Curious, did you eventually determine a cause for this? It seems common knowledge that clock-for-clock the i7 is a fair bit faster than a Core2, and with Retrocopy optimised for multi-core CPU's, the jump from dual to quad should be significant too!

RetroRalph wrote:

1/1/2010 9:35:59 AM

I believe the work I am doing in the 8bit emulation isn't complicated enough for the I7 to shine. It seems a fair bit faster in 16bit stuff (but it's hard to know if it still will once it goes fully cycle accurate).

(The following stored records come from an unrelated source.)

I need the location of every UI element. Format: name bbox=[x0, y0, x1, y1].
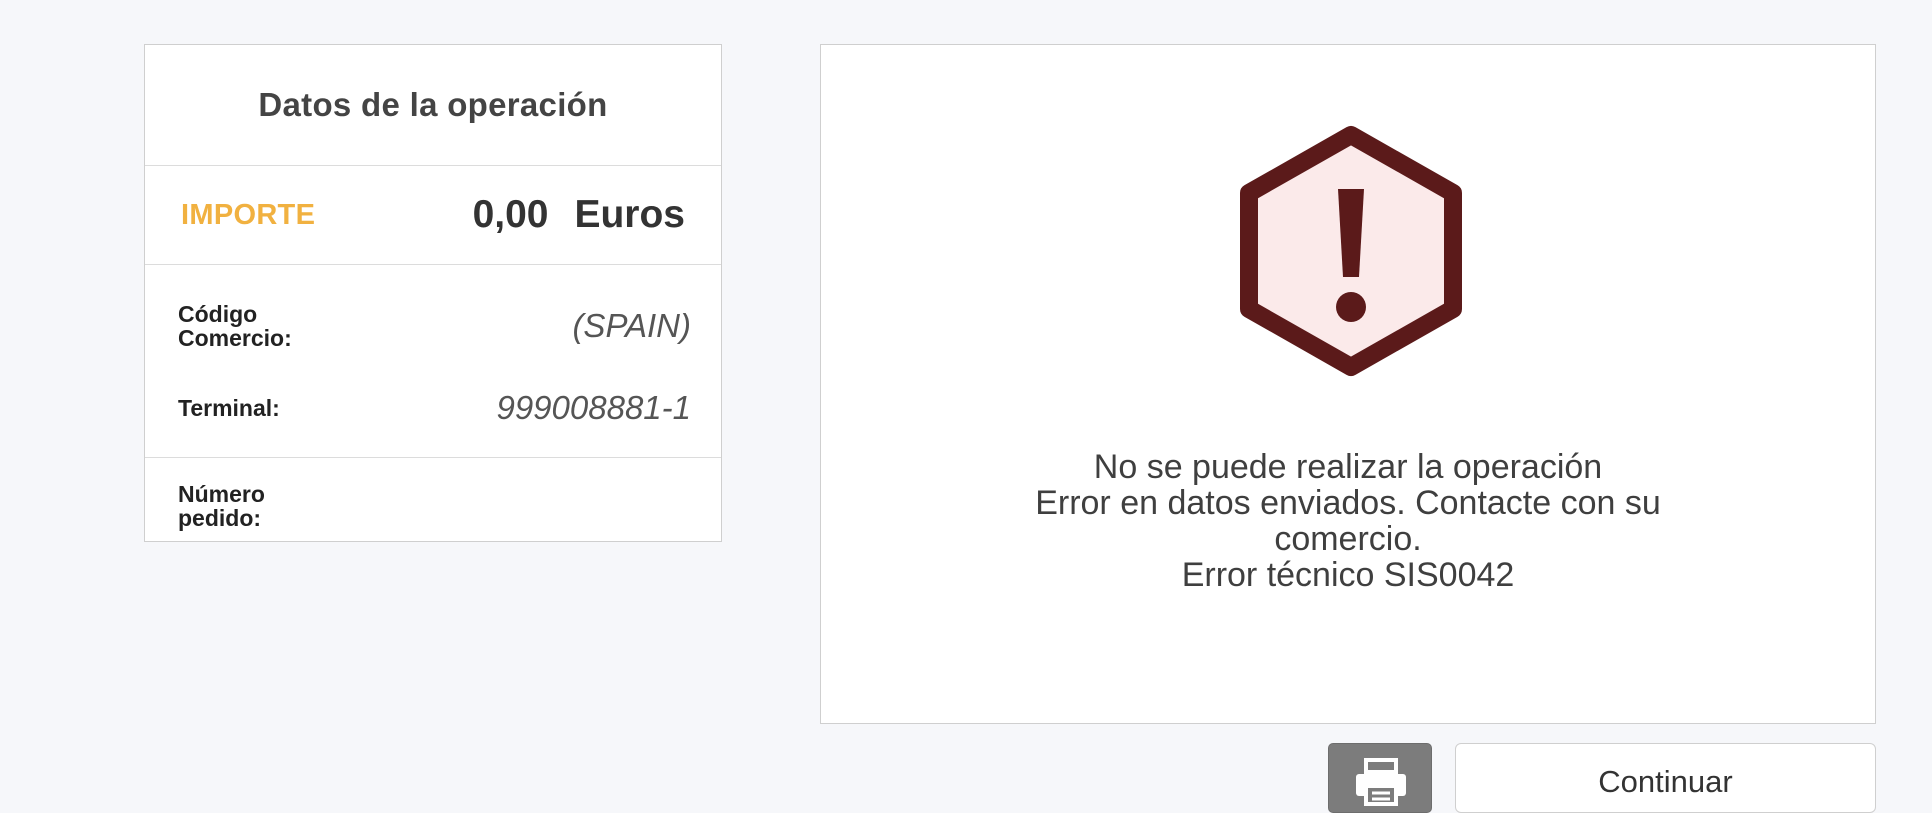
operation-data-title: Datos de la operación bbox=[145, 45, 721, 166]
amount-value: 0,00 Euros bbox=[473, 193, 685, 237]
error-code: Error técnico SIS0042 bbox=[1181, 556, 1515, 594]
commerce-code-value: (SPAIN) bbox=[572, 307, 691, 344]
continue-button[interactable]: Continuar bbox=[1455, 743, 1876, 813]
error-description: Error en datos enviados. Contacte con su… bbox=[1035, 484, 1661, 558]
error-title: No se puede realizar la operación bbox=[1093, 448, 1603, 486]
amount-label: IMPORTE bbox=[181, 198, 316, 231]
order-number-label: Número pedido: bbox=[178, 480, 265, 531]
warning-hexagon-icon bbox=[1240, 126, 1462, 376]
amount-currency: Euros bbox=[574, 193, 685, 236]
operation-details: Código Comercio: (SPAIN) Terminal: 99900… bbox=[145, 265, 721, 458]
error-message: No se puede realizar la operación Error … bbox=[821, 449, 1875, 593]
print-button[interactable] bbox=[1328, 743, 1432, 813]
amount-number: 0,00 bbox=[472, 193, 549, 236]
terminal-row: Terminal: 999008881-1 bbox=[145, 369, 721, 447]
error-panel: No se puede realizar la operación Error … bbox=[820, 44, 1876, 724]
amount-row: IMPORTE 0,00 Euros bbox=[145, 166, 721, 265]
terminal-value: 999008881-1 bbox=[496, 389, 691, 426]
commerce-code-row: Código Comercio: (SPAIN) bbox=[145, 283, 721, 369]
terminal-label: Terminal: bbox=[178, 395, 280, 421]
printer-icon bbox=[1356, 758, 1406, 806]
operation-data-card: Datos de la operación IMPORTE 0,00 Euros… bbox=[144, 44, 722, 542]
commerce-code-label: Código Comercio: bbox=[178, 301, 292, 351]
order-number-row: Número pedido: bbox=[145, 458, 721, 553]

Generally speaking for cycle accurate emulation MHz is king, and unfortunately for us MHz is dwindling in the mainstream CPU realm. We may see CPUs in the future which run at much faster MHz and can do simple tasks very fast at the expense of complex tasks, this would be ideal for RetroCopy. GPUs may also enter this realm, RetroCopy could easily adopt any of the newer technologies when they become feasible.

The I7 though is very good in regards to general system performance, especially compiling. A 3GHz I7 can run 16bit cycle accuracy very easily and this is very far from the mainstream CPU. We mainly need "more than the existing MHz" for cycle accurate 32/64bit systems and they seem far off from a programming standpoint let alone a hardware one.